Impact
The vulnerability occurs in the Linux kernel’s PCI endpoint code where the parameters in the unlink functions are swapped. When an unlink operation is performed on a PCI endpoint via configfs, the wrong argument order causes the kernel to misinterpret data and crash, resulting in a kernel fault and service interruption. The crash can lead to a full system reboot or loss of service for all users of that machine, representing a denial‑of‑service condition for local users who can access configfs. No remote exploitation path is described, so the impact is limited to local privileged or unprivileged access to the configfs interface.
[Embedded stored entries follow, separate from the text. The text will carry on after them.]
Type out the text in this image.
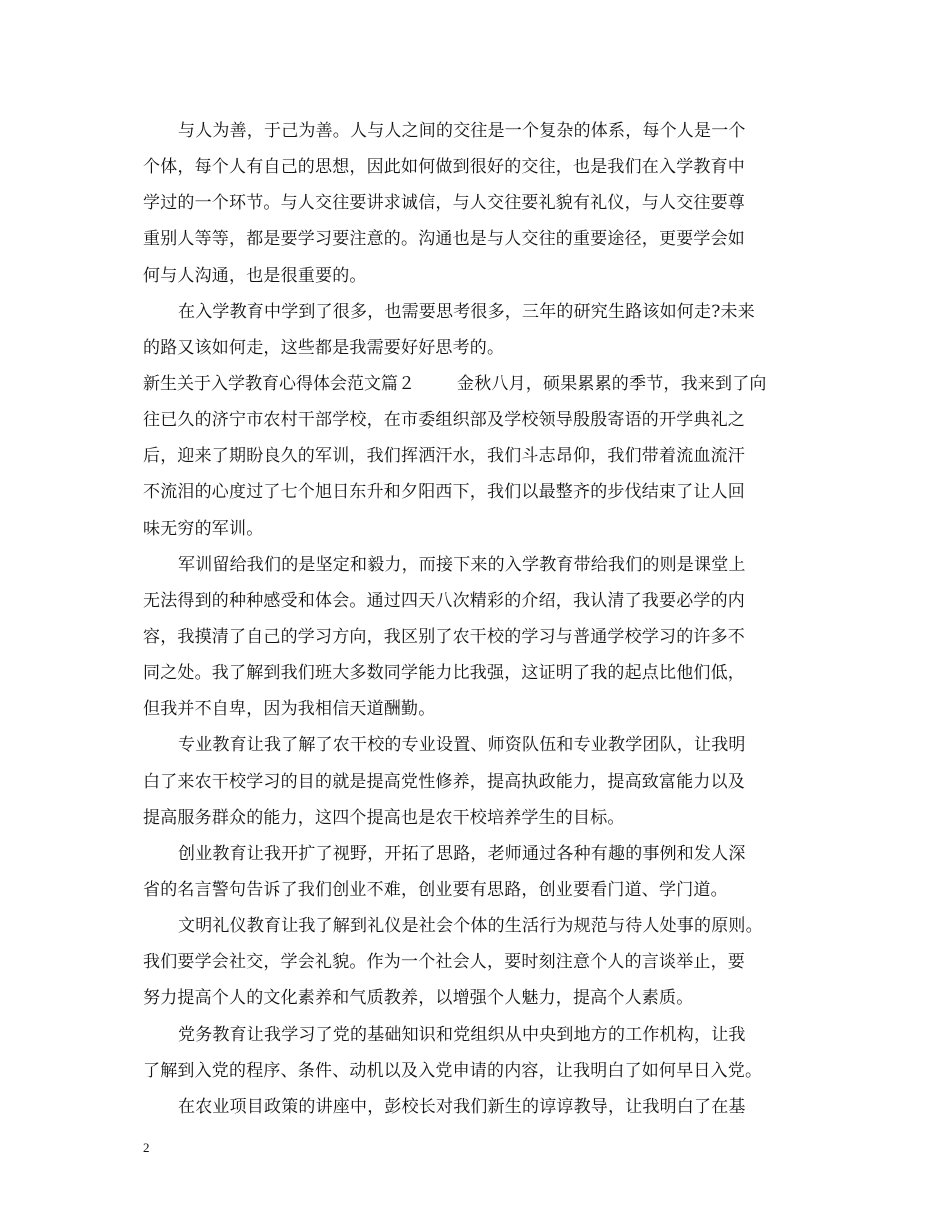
与人为善，于己为善。人与人之间的交往是一个复杂的体系，每个人是一个
个体，每个人有自己的思想，因此如何做到很好的交往，也是我们在入学教育中
学过的一个环节。与人交往要讲求诚信，与人交往要礼貌有礼仪，与人交往要尊
重别人等等，都是要学习要注意的。沟通也是与人交往的重要途径，更要学会如
何与人沟通，也是很重要的。
在入学教育中学到了很多，也需要思考很多，三年的研究生路该如何走?未来
的路又该如何走，这些都是我需要好好思考的。
新生关于入学教育心得体会范文篇２ 金秋八月，硕果累累的季节，我来到了向
往已久的济宁市农村干部学校，在市委组织部及学校领导殷殷寄语的开学典礼之
后，迎来了期盼良久的军训，我们挥洒汗水，我们斗志昂仰，我们带着流血流汗
不流泪的心度过了七个旭日东升和夕阳西下，我们以最整齐的步伐结束了让人回
味无穷的军训。
军训留给我们的是坚定和毅力，而接下来的入学教育带给我们的则是课堂上
无法得到的种种感受和体会。通过四天八次精彩的介绍，我认清了我要必学的内
容，我摸清了自己的学习方向，我区别了农干校的学习与普通学校学习的许多不
同之处。我了解到我们班大多数同学能力比我强，这证明了我的起点比他们低，
但我并不自卑，因为我相信天道酬勤。
专业教育让我了解了农干校的专业设置、师资队伍和专业教学团队，让我明
白了来农干校学习的目的就是提高党性修养，提高执政能力，提高致富能力以及
提高服务群众的能力，这四个提高也是农干校培养学生的目标。
创业教育让我开扩了视野，开拓了思路，老师通过各种有趣的事例和发人深
省的名言警句告诉了我们创业不难，创业要有思路，创业要看门道、学门道。
文明礼仪教育让我了解到礼仪是社会个体的生活行为规范与待人处事的原则。
我们要学会社交，学会礼貌。作为一个社会人，要时刻注意个人的言谈举止，要
努力提高个人的文化素养和气质教养，以增强个人魅力，提高个人素质。
党务教育让我学习了党的基础知识和党组织从中央到地方的工作机构，让我
了解到入党的程序、条件、动机以及入党申请的内容，让我明白了如何早日入党。
在农业项目政策的讲座中，彭校长对我们新生的谆谆教导，让我明白了在基
2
No exploits are currently known in the wild.
Affected Systems
Affected systems are all Linux kernel installations that include the pci_{primary/secondary}_epc_epf_unlink() functions, which is every kernel that is not yet patched to the latest stable release. The CVE references kernel commit logs that show the fix was merged into the mainline. Users running recent kernels that incorporate these commits are unaffected; older kernels remain vulnerable.
Risk and Exploitability
The CVSS score is not disclosed, and EPSS is not available, so specific exploitation probability is unknown. However, the kernel crash indicates a high impact if the vulnerability is triggered. Because the flaw is triggered by a configfs unlink command, the primary attack vector is local and requires write access to the PCI endpoint’s configfs directory. The lack of a KEV listing suggests no publicly known, active exploits, but the presence of a critical crash warrants caution and prompt patching.